"The Countess possesses a cat—a thing to which in itself I have no objection. To give this creature, which she likes to have with her constantly, the opportunity of exercise, she has caused an opening to be made from the passage on to the roof. This piece of bread will represent—"

"I understand, I assure you," murmured Dieppe.

"Every evening she lets the cat into the passage, whence it escapes on to the roof. On its return it would naturally betake itself to her room again."

"Naturally," assented the Captain. Are not cats most reasonable animals?

"But," said the Count, beginning to walk about again, "she shuts her door: the animal mews at it; my wife ignores the appeal. What then? The cat, in despair, turns to my door. I take no heed. It mews persistently. At last, wearied of the noise, I open my door.
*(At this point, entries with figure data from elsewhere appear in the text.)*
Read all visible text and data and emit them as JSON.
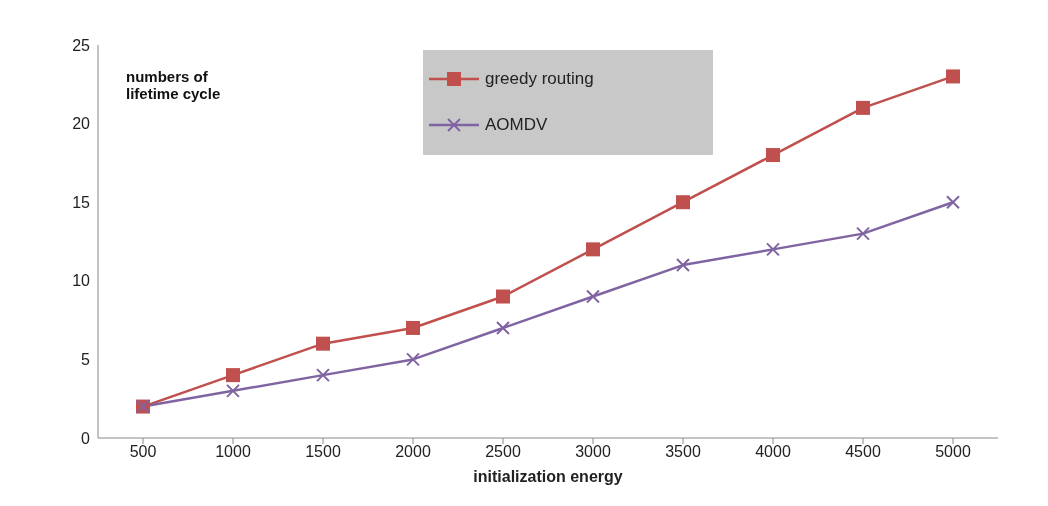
{
  "chart_data": {
    "type": "line",
    "xlabel": "initialization energy",
    "ylabel": "numbers of lifetime cycle",
    "categories": [
      "500",
      "1000",
      "1500",
      "2000",
      "2500",
      "3000",
      "3500",
      "4000",
      "4500",
      "5000"
    ],
    "series": [
      {
        "name": "greedy routing",
        "color": "#c0504d",
        "marker": "square",
        "values": [
          2,
          4,
          6,
          7,
          9,
          12,
          15,
          18,
          21,
          23
        ]
      },
      {
        "name": "AOMDV",
        "color": "#8064a2",
        "marker": "cross",
        "values": [
          2,
          3,
          4,
          5,
          7,
          9,
          11,
          12,
          13,
          15
        ]
      }
    ],
    "ylim": [
      0,
      25
    ],
    "yticks": [
      0,
      5,
      10,
      15,
      20,
      25
    ],
    "grid": false,
    "legend": "top",
    "line_style": "solid"
  }
}
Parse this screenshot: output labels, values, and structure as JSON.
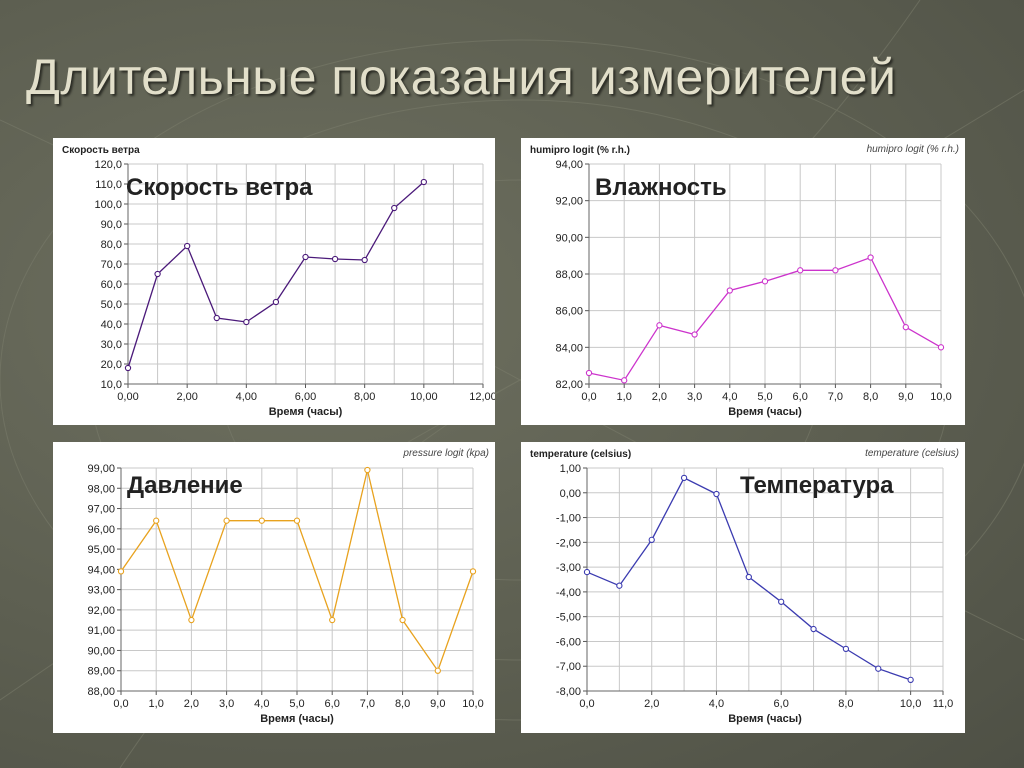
{
  "slide": {
    "title": "Длительные показания измерителей"
  },
  "chart_data": [
    {
      "id": "wind",
      "type": "line",
      "title": "Скорость ветра",
      "overlay_label": "Скорость ветра",
      "series_label_right": "",
      "xlabel": "Время (часы)",
      "ylabel": "",
      "xlim": [
        0,
        12
      ],
      "ylim": [
        10,
        120
      ],
      "x_ticks": [
        "0,00",
        "2,00",
        "4,00",
        "6,00",
        "8,00",
        "10,00",
        "12,00"
      ],
      "x_tick_values": [
        0,
        2,
        4,
        6,
        8,
        10,
        12
      ],
      "y_ticks": [
        "10,0",
        "20,0",
        "30,0",
        "40,0",
        "50,0",
        "60,0",
        "70,0",
        "80,0",
        "90,0",
        "100,0",
        "110,0",
        "120,0"
      ],
      "y_tick_values": [
        10,
        20,
        30,
        40,
        50,
        60,
        70,
        80,
        90,
        100,
        110,
        120
      ],
      "x_minor_grid": true,
      "color": "#4b1a7a",
      "grid": true,
      "x": [
        0,
        1,
        2,
        3,
        4,
        5,
        6,
        7,
        8,
        9,
        10
      ],
      "y": [
        18,
        65,
        79,
        43,
        41,
        51,
        73.5,
        72.5,
        72,
        98,
        111
      ]
    },
    {
      "id": "humidity",
      "type": "line",
      "title": "humipro logit (% r.h.)",
      "overlay_label": "Влажность",
      "series_label_right": "humipro logit (% r.h.)",
      "xlabel": "Время (часы)",
      "ylabel": "",
      "xlim": [
        0,
        10
      ],
      "ylim": [
        82,
        94
      ],
      "x_ticks": [
        "0,0",
        "1,0",
        "2,0",
        "3,0",
        "4,0",
        "5,0",
        "6,0",
        "7,0",
        "8,0",
        "9,0",
        "10,0"
      ],
      "x_tick_values": [
        0,
        1,
        2,
        3,
        4,
        5,
        6,
        7,
        8,
        9,
        10
      ],
      "y_ticks": [
        "82,00",
        "84,00",
        "86,00",
        "88,00",
        "90,00",
        "92,00",
        "94,00"
      ],
      "y_tick_values": [
        82,
        84,
        86,
        88,
        90,
        92,
        94
      ],
      "x_minor_grid": false,
      "color": "#cc33cc",
      "grid": true,
      "x": [
        0,
        1,
        2,
        3,
        4,
        5,
        6,
        7,
        8,
        9,
        10
      ],
      "y": [
        82.6,
        82.2,
        85.2,
        84.7,
        87.1,
        87.6,
        88.2,
        88.2,
        88.9,
        85.1,
        84.0
      ]
    },
    {
      "id": "pressure",
      "type": "line",
      "title": "",
      "overlay_label": "Давление",
      "series_label_right": "pressure logit (kpa)",
      "xlabel": "Время (часы)",
      "ylabel": "",
      "xlim": [
        0,
        10
      ],
      "ylim": [
        88,
        99
      ],
      "x_ticks": [
        "0,0",
        "1,0",
        "2,0",
        "3,0",
        "4,0",
        "5,0",
        "6,0",
        "7,0",
        "8,0",
        "9,0",
        "10,0"
      ],
      "x_tick_values": [
        0,
        1,
        2,
        3,
        4,
        5,
        6,
        7,
        8,
        9,
        10
      ],
      "y_ticks": [
        "88,00",
        "89,00",
        "90,00",
        "91,00",
        "92,00",
        "93,00",
        "94,00",
        "95,00",
        "96,00",
        "97,00",
        "98,00",
        "99,00"
      ],
      "y_tick_values": [
        88,
        89,
        90,
        91,
        92,
        93,
        94,
        95,
        96,
        97,
        98,
        99
      ],
      "x_minor_grid": false,
      "color": "#e8a21e",
      "grid": true,
      "x": [
        0,
        1,
        2,
        3,
        4,
        5,
        6,
        7,
        8,
        9,
        10
      ],
      "y": [
        93.9,
        96.4,
        91.5,
        96.4,
        96.4,
        96.4,
        91.5,
        98.9,
        91.5,
        89.0,
        93.9
      ]
    },
    {
      "id": "temperature",
      "type": "line",
      "title": "temperature (celsius)",
      "overlay_label": "Температура",
      "series_label_right": "temperature (celsius)",
      "xlabel": "Время (часы)",
      "ylabel": "",
      "xlim": [
        0,
        11
      ],
      "ylim": [
        -8,
        1
      ],
      "x_ticks": [
        "0,0",
        "2,0",
        "4,0",
        "6,0",
        "8,0",
        "10,0",
        "11,0"
      ],
      "x_tick_values": [
        0,
        2,
        4,
        6,
        8,
        10,
        11
      ],
      "y_ticks": [
        "-8,00",
        "-7,00",
        "-6,00",
        "-5,00",
        "-4,00",
        "-3,00",
        "-2,00",
        "-1,00",
        "0,00",
        "1,00"
      ],
      "y_tick_values": [
        -8,
        -7,
        -6,
        -5,
        -4,
        -3,
        -2,
        -1,
        0,
        1
      ],
      "x_minor_grid": true,
      "color": "#3b3bb0",
      "grid": true,
      "x": [
        0,
        1,
        2,
        3,
        4,
        5,
        6,
        7,
        8,
        9,
        10
      ],
      "y": [
        -3.2,
        -3.75,
        -1.9,
        0.6,
        -0.05,
        -3.4,
        -4.4,
        -5.5,
        -6.3,
        -7.1,
        -7.55
      ]
    }
  ],
  "colors": {
    "background": "#5d5f51",
    "title": "#e2dfca",
    "panel": "#ffffff",
    "grid": "#c8c8c8"
  }
}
Always—by design, as I believe—at that very moment my wife flings her door open. You see the position?"

"I can imagine it," said Dieppe, discreetly.

"We are face to face! Nothing between us except the passage—and the cat! And then the Countess, with what I am compelled to term a singular offensiveness, not to say insolence, of manner, slams the door in my face, leaving me to deal with the cat as I best can! My friend, it became intolerable. I sent a message begging the Countess to do me the favour of changing her apartment.

"She declined point-blank. I determined then to change mine, and sent word of my intention to the Countess." He flung himself into a chair. "Her reply was to send back to me her marriage contract and her wedding-ring, and to beg to be informed whether my present stay at the Castle was likely to be prolonged."

"And you replied—?"

"I made no reply," answered the Count, crossing his legs.